The consistency check is a measurement of factual accuracy between the model output and the scenario input. This is useful in summarization tasks, where the model's input is a target document and the model's output is a summary of the target document.
Relevance
Names: relevance
, relevance_summary
.
The relevance check is a measure of summarization quality that rewards highly relevant information and penalizes redundancies or irrelevant information.
Code Generation Checks
These checks evaluate an agent that is generating code that compiles/executes.
Is Code Functional
Name: is_code_functional
A pass/fail check on the model's generated output compared to a list of messages provided in the model input. Assumes the output contains generated code and the input contains a list of messages describing the desired code or modification to a given code snippet. Output is 1 if the code is functional, meaning that the code contains no logical errors, undefined variables/functions, or incomplete statements. Otherwise, output is 0.
Classification Checks
These checks allow you to evaluate agents that are attempting to categories/classify input messages.
Is Best Option
Name: is_best_option
A pass/fail check on the model's generated output compared to a list of messages provided in the model input.

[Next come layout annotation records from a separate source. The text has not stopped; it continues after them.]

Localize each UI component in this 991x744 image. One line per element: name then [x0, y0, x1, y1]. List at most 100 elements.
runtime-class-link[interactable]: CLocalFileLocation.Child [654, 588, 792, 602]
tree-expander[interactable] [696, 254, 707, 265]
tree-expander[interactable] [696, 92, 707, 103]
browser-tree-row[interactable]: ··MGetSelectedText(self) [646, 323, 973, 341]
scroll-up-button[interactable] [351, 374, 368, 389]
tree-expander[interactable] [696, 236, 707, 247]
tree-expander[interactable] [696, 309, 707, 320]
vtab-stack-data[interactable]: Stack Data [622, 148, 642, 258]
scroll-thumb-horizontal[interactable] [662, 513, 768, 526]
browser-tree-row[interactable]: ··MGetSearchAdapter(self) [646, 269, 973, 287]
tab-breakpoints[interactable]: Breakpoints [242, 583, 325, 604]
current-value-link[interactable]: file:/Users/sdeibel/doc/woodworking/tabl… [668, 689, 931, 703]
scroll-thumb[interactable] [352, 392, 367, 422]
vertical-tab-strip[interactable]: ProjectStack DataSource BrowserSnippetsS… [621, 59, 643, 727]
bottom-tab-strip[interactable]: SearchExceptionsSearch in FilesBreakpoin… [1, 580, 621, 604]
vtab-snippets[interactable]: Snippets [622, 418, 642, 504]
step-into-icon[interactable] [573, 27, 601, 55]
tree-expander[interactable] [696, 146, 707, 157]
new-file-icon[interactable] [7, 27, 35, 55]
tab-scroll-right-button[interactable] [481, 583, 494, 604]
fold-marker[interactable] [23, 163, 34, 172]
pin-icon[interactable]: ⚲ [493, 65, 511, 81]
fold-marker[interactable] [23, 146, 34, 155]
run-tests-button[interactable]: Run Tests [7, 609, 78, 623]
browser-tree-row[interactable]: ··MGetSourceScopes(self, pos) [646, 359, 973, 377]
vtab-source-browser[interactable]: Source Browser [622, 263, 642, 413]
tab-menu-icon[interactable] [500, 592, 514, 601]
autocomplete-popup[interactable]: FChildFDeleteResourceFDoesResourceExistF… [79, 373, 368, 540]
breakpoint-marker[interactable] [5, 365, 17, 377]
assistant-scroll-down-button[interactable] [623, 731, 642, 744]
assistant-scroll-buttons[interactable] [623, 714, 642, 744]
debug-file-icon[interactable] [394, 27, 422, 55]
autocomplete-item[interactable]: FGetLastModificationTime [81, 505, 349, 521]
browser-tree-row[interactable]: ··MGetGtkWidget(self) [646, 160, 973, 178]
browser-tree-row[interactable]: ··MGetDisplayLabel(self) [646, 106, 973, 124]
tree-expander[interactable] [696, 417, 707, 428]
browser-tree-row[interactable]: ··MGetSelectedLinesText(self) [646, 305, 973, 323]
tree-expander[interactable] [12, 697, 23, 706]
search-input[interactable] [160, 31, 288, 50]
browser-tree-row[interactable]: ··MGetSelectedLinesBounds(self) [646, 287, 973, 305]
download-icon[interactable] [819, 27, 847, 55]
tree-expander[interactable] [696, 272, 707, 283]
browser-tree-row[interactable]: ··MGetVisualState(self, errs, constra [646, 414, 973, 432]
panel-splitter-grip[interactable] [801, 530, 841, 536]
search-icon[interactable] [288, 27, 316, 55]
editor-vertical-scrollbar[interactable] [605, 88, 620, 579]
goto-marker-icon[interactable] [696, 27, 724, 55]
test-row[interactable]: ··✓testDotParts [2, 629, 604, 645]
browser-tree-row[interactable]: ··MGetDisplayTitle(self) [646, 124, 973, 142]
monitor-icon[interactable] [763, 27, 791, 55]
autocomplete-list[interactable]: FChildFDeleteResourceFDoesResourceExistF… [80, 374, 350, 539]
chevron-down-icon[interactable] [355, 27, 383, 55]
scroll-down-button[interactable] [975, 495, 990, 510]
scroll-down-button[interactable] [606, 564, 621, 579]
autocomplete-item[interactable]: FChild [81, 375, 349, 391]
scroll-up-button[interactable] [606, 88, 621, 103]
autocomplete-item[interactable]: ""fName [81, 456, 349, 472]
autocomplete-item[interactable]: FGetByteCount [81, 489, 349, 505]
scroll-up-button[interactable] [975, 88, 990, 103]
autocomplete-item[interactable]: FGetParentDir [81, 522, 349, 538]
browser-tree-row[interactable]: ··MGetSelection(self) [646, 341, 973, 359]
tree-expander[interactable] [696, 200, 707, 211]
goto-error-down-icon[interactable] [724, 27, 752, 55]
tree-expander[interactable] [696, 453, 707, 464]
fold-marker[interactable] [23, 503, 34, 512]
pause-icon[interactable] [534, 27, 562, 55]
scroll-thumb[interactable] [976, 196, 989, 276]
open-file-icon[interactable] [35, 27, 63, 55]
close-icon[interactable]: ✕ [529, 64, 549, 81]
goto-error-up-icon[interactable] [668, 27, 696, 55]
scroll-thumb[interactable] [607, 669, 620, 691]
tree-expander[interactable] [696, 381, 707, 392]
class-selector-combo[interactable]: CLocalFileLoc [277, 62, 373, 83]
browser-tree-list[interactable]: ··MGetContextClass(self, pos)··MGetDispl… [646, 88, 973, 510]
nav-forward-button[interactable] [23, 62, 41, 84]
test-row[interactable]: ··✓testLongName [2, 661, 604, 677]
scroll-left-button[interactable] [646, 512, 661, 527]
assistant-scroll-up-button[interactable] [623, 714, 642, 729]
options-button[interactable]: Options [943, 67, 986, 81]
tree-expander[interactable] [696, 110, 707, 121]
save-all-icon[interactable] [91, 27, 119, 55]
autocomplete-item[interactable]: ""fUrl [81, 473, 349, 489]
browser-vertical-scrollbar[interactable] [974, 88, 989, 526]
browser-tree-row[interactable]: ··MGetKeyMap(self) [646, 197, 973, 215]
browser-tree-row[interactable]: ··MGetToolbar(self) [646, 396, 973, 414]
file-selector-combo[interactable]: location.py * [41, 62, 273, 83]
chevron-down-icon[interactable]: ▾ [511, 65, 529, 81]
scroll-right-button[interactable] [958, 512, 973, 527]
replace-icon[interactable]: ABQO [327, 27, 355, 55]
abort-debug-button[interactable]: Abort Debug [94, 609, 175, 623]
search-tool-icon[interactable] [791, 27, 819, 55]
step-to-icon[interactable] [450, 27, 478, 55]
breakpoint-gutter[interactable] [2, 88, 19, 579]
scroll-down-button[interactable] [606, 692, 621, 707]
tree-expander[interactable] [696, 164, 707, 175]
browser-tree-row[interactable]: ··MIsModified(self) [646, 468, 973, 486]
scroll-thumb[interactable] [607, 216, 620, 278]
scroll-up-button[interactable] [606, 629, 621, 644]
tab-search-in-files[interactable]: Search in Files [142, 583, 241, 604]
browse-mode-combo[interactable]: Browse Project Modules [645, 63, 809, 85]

Assumes the list of messages contains a list of options (e.g., labels, actions, agents, etc.) to choose from. Output is 1 if the model output contains the best option from the list. Otherwise, output is 0.
Data Quality Checks
These checks are useful in improving the quality synthetic data generation. See Data Quality Checks for more details.
Reverse QA Quality
Name: reverse_qa_quality
A measurement of the quality of a generated question in the model_output with respect to the context contained in the scenario_input. Used primarily with Okareo's reverse question data generators. Ranges from 1 to 5.
Rephrase Quality
Name: rephrase_quality
A measurement of the quality of a rephrased text in the model_output with respect to a source text contained in the scenario_input. Used primarily with Okareo's rephrase data generators. Ranges from 1 to 5.